Seorang perempuan pekerja sebuah pabrik di Bekasi mencuit, "Saya juga karyawan **** di salah satu kota. Cuti melahirkan cuma satu bulan. Bahkan besok melahirkan pun, hari ini masih kerja."
Siapa yang tak ikut sedih membaca kisah pahit yang dialami buruh perempuan yang-ironisnya-membuat es krim manis? Dikutip dari kompas.com, juru bicara perwakilan buruh perusahaan es krim tersebut menyatakan bahwa sejak tahun lalu telah terjadi 14 kasus keguguran dan 6 kematian bayi baru lahir yang dialami sebagian di antara 359 buruh perempuan yang bekerja di pabrik.
Dikabarkan, sejumlah buruh perempuan bahkan bekerja sebagai kuli bangunan di pabrik tersebut.Â
Kodrat dan hak pekerja perempuan
Ada dua kenyataan yang berkelindan dalam diri setiap pekerja perempuan. Pertama, kodrat sebagai wanita. Kedua, hak sebagai pekerja. Dua realitas ini secara hukum dan moral wajib diperhatikan oleh perusahaan yang mempekerjakan perempuan.
Berbeda dengan pekerja pria, pekerja perempuan memerlukan cuti haid dan cuti hamil. Salah satu pasal yang melindungi hak buruh perempuan yang sedang mengandung ialah Pasal 72 UU 13/2003.
Pasal itu melarang pengusaha mempekerjakan pekerja perempuan hamil masuk pada shift malam (23.00-07.00) jika menurut keterangan dokter berbahaya.
Dalam kenyataan di lapangan, tak semua perusahaan mengindahkan aturan mulia ini.

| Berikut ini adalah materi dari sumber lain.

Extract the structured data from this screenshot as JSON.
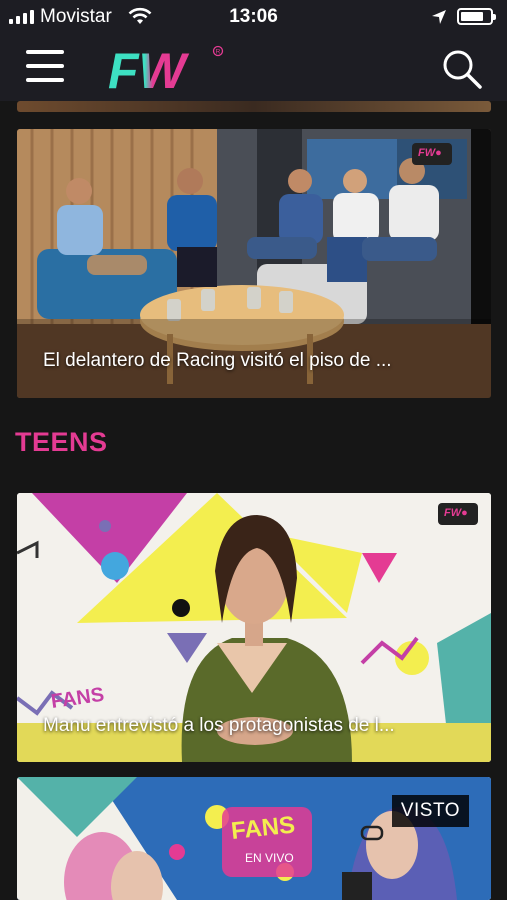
{
  "status_bar": {
    "carrier": "Movistar",
    "time": "13:06"
  },
  "header": {
    "logo_text": "FW",
    "menu_icon": "hamburger-menu-icon",
    "search_icon": "search-icon"
  },
  "colors": {
    "brand_pink": "#e43b93",
    "brand_teal": "#3de0c2",
    "background": "#161616",
    "header_bg": "#1d1d23"
  },
  "feed": {
    "card_1": {
      "caption": "El delantero de Racing visitó el piso de ..."
    },
    "section": {
      "title": "TEENS"
    },
    "card_2": {
      "caption": "Manu entrevistó a los protagonistas de l..."
    },
    "card_3": {
      "badge": "VISTO"
    }
  }
}
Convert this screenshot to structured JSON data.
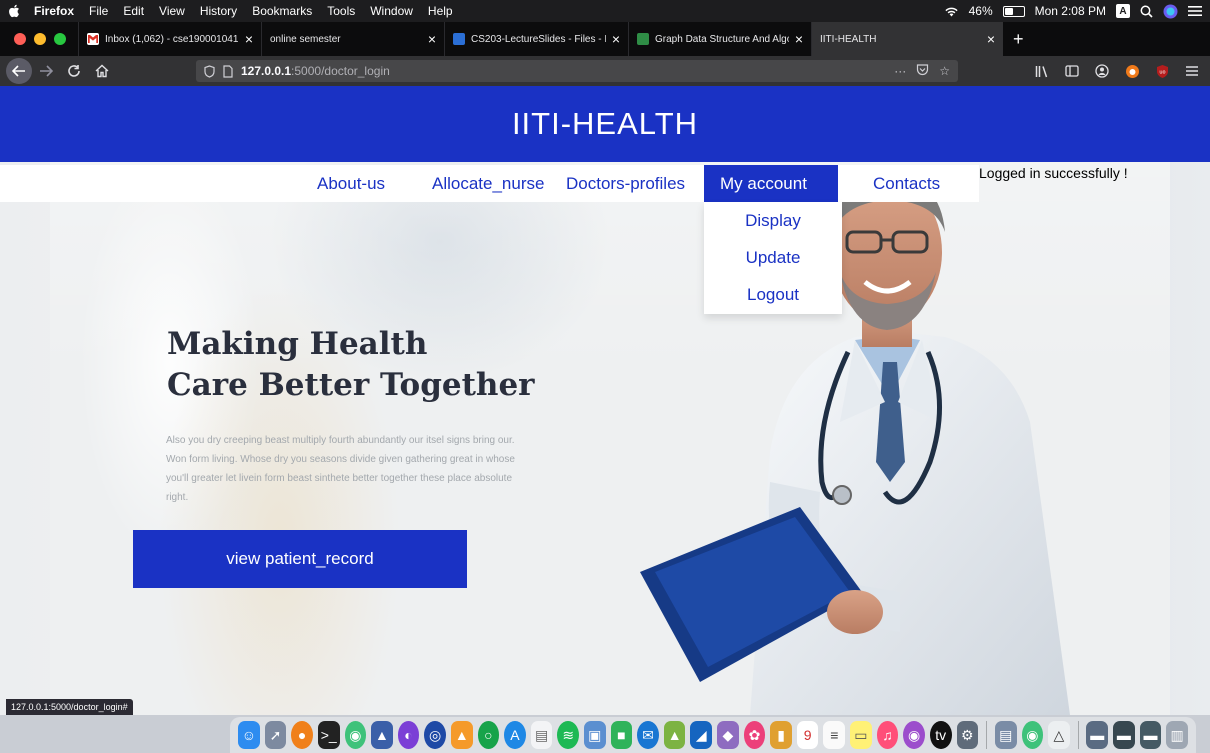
{
  "menubar": {
    "app_name": "Firefox",
    "menus": [
      "File",
      "Edit",
      "View",
      "History",
      "Bookmarks",
      "Tools",
      "Window",
      "Help"
    ],
    "battery_percent": "46%",
    "battery_level": 0.46,
    "clock": "Mon 2:08 PM",
    "input_source": "A"
  },
  "tabs": [
    {
      "title": "Inbox (1,062) - cse190001041",
      "favicon": "gmail-icon",
      "color": "#d93025",
      "active": false
    },
    {
      "title": "online semester",
      "favicon": "",
      "color": "",
      "active": false
    },
    {
      "title": "CS203-LectureSlides - Files - I",
      "favicon": "files-icon",
      "color": "#2b6fd6",
      "active": false
    },
    {
      "title": "Graph Data Structure And Algo",
      "favicon": "gfg-icon",
      "color": "#2f8d46",
      "active": false
    },
    {
      "title": "IITI-HEALTH",
      "favicon": "",
      "color": "",
      "active": true
    }
  ],
  "address": {
    "host": "127.0.0.1",
    "path": ":5000/doctor_login"
  },
  "site": {
    "title": "IITI-HEALTH",
    "brand_color": "#1a32c4",
    "nav": [
      "About-us",
      "Allocate_nurse",
      "Doctors-profiles",
      "My account",
      "Contacts"
    ],
    "dropdown": [
      "Display",
      "Update",
      "Logout"
    ],
    "flash_message": "Logged in successfully !",
    "headline_line1": "Making Health",
    "headline_line2": "Care Better Together",
    "blurb": "Also you dry creeping beast multiply fourth abundantly our itsel signs bring our. Won form living. Whose dry you seasons divide given gathering great in whose you'll greater let livein form beast sinthete better together these place absolute right.",
    "cta": "view patient_record"
  },
  "status_bar_url": "127.0.0.1:5000/doctor_login#"
}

Terjadinya sejumlah keguguran yang dialami buruh perempuan sebuah pabrik es krim di Bekasi menjadi indikasi kuat bahwa telah terjadi pelanggaran aturan yang melindungi hak buruh perempuan yang sedang mengandung.
Etika Bisnis yang Disarankan
Sebuah riset oleh Jaya Sweta Srivastava dan Anupam Srivastava mengenai nasib buruh perempuan di India memaparkan kondisi aktual dan etika bisnis yang disarankan untuk memperbaiki situasi kerja bagi buruh perempuan.
Tulisan berwarna merah adalah kondisi aktual; hijau adalah etika bisnis yang disarankan.
- Disparitas struktur gaji perempuan dibandingkan dengan rekan pria.
Upah yang sama untuk posisi kerja yang sama. - Relokasi / masalah pascanikah. Memberikan periode jeda yang optimal.
Opsi untuk bergabung kembali dengan perusahaan berdasarkan kelayakan kinerja. - Pelanggaran Hak Cuti Kehamilan Cuti hamil minimal 180 hari
Leave without pay resmi untuk kasus-kasus kritis.
Buat ketentuan untuk fasilitas penitipan anak di lokasi terdekat.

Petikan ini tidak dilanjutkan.